Once we cleared customs, we were greeted by Keith, the commodore of the Niue Yacht Club, and given a special tour of Alofi, the main village on the island. Keith explained to us that Canadians are always honoured visitors here on the island because following Cyclone Heta in 2004, the Canadian government stepped up to plate and provided monetary assistance to help the islanders rebuild. We were shown the school, where the funds were used to build overhangs and supports.
The welcome brochure for Niue says this is NOT the place for retail therapy….how true! Just a few little shops. We did, however, have an excellent lunch at this cool little restaurant called Crazy Uga's!

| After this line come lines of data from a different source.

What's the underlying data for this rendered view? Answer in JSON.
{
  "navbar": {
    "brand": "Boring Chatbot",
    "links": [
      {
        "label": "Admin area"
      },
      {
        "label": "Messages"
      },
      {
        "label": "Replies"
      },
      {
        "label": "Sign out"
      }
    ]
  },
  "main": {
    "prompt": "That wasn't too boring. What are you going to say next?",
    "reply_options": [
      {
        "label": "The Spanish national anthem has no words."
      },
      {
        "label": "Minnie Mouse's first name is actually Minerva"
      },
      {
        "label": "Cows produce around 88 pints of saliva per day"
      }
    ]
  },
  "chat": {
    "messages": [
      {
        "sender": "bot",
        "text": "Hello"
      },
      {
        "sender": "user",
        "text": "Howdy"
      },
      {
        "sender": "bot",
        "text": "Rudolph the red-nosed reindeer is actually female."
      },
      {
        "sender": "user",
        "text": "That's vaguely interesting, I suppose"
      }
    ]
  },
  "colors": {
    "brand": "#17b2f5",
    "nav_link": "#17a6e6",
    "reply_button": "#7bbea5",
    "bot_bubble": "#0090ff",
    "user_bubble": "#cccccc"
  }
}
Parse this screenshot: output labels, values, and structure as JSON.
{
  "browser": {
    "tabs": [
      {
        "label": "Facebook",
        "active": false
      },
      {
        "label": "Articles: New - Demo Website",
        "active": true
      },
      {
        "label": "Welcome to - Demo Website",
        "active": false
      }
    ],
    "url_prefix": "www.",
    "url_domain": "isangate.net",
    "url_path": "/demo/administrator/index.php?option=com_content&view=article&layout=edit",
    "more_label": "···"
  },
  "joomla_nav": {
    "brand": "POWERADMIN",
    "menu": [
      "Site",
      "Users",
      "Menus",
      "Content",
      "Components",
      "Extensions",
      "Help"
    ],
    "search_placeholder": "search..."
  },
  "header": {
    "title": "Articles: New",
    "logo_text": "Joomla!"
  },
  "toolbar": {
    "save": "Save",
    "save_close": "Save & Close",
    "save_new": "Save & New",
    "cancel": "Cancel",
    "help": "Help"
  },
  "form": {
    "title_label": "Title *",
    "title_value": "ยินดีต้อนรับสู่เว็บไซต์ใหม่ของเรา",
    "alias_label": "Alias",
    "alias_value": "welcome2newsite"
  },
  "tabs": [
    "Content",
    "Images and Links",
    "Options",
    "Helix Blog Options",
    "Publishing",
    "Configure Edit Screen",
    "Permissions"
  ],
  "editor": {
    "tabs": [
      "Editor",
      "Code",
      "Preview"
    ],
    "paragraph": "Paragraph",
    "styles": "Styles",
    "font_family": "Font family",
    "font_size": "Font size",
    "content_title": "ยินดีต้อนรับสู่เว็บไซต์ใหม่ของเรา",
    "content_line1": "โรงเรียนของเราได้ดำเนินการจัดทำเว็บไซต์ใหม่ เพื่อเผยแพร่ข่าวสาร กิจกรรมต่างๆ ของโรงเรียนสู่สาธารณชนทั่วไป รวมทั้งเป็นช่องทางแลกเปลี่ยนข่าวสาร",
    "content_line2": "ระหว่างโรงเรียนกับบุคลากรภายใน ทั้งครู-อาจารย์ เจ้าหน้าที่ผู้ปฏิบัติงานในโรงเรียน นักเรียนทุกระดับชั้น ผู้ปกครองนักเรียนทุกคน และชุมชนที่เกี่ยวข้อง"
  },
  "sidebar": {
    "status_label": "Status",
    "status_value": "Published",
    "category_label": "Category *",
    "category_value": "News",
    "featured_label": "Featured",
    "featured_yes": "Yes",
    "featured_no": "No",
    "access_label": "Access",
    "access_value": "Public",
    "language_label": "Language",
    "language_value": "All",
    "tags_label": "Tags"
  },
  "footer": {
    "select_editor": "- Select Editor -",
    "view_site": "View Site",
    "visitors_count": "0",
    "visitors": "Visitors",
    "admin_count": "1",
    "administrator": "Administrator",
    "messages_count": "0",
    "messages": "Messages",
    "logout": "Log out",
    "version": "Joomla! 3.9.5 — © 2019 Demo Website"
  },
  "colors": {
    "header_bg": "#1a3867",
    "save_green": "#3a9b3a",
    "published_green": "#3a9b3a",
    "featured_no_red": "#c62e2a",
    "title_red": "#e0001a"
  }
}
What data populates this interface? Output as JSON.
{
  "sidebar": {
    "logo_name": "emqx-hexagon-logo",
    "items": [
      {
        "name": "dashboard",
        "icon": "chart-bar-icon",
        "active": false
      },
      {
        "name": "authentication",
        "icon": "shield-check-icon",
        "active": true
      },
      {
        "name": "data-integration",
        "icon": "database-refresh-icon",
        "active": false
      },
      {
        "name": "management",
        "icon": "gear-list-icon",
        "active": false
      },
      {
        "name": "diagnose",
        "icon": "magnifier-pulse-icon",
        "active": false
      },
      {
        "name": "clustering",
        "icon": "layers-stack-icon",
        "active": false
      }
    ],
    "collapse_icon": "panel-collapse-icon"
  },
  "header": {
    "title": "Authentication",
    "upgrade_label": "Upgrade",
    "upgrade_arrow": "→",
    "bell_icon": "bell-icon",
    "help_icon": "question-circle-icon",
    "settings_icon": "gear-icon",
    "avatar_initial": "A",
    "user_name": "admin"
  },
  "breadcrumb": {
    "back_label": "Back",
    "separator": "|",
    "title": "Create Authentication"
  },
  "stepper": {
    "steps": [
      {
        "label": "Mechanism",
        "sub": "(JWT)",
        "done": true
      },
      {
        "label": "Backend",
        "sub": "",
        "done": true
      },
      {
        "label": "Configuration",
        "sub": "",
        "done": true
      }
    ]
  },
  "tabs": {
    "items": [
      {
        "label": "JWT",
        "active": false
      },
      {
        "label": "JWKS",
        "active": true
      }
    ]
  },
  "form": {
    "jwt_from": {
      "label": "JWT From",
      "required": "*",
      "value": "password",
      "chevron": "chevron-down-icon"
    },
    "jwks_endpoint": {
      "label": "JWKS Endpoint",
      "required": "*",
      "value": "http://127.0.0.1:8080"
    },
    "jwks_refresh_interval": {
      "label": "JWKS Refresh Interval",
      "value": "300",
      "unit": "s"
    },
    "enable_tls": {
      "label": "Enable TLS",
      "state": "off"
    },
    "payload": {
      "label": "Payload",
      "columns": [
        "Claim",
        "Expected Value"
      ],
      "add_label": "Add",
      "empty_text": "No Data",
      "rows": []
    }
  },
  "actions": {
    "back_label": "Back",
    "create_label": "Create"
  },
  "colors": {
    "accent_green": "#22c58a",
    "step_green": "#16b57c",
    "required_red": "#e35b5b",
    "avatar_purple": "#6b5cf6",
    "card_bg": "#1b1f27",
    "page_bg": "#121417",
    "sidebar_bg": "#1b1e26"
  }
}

As on many of the other islands in the South Pacific, the graveyards have a prominent place within the villages. It would appear that in Niue, most are right outside the churches. During Cyclone Heta, the water level was all the way up to the level of this one.
Then it was off to see some caves and viewpoints. The walk out to the caves was very rugged, as the island is all coral, the trail was very chunky and good shoes were required.
There are many sites around the island where you can climb into the coral caves and see all stalactites and stalagmites, very interesting. The water around the island is crystal clear and makes for some beautiful swimming and. We're tied to a mooring in 130 feet of water and the coral on the bottom is visible.
Tuesday was rainy and windy, same as the past few days, but there was an early market where fresh produce could be purchased as well as some weaving. Unfortunatly there wasn't as much produce as we had hoped for but it was fun, nonetheless. Later in the morning, the kids all came ashore to join us moms and some local ladies at the town hall for weaving lessons. Everyone had a great time and the ladies even served us lunch! It was so casual and comfortable. Another fine example of Niuen hospitality.
We spent our last night in Niue at the Pacific Way which hosted a Bingo night to be followed by Karaoke. We thought Bingo would last maybe an hour or two, but as it turned out, it was a four and a half hour event. The cards are different from Canadian cards, but it's basically the same concept. The fellow who calls the numbers, calls them very quickly repeating each one twice, when you've filled your card you holler "YEAUP!" then they validate your numbers and you win a prize. Jenny won a 10.5kg Tuna! But traded it for a box of 10 chickens - too funny! The grand prize of the night was three large tuna's 1 box of 10 chickens, 1 pig, a huge bunch of bananas and three huge bundles of Taro root. It was a really fun way to end our week long stay on the island.
Now it's off to Tongatapu, Tonga to meet Steve, Mary and Shayna who are flying in on September 9th - we're all looking forward to their arrival.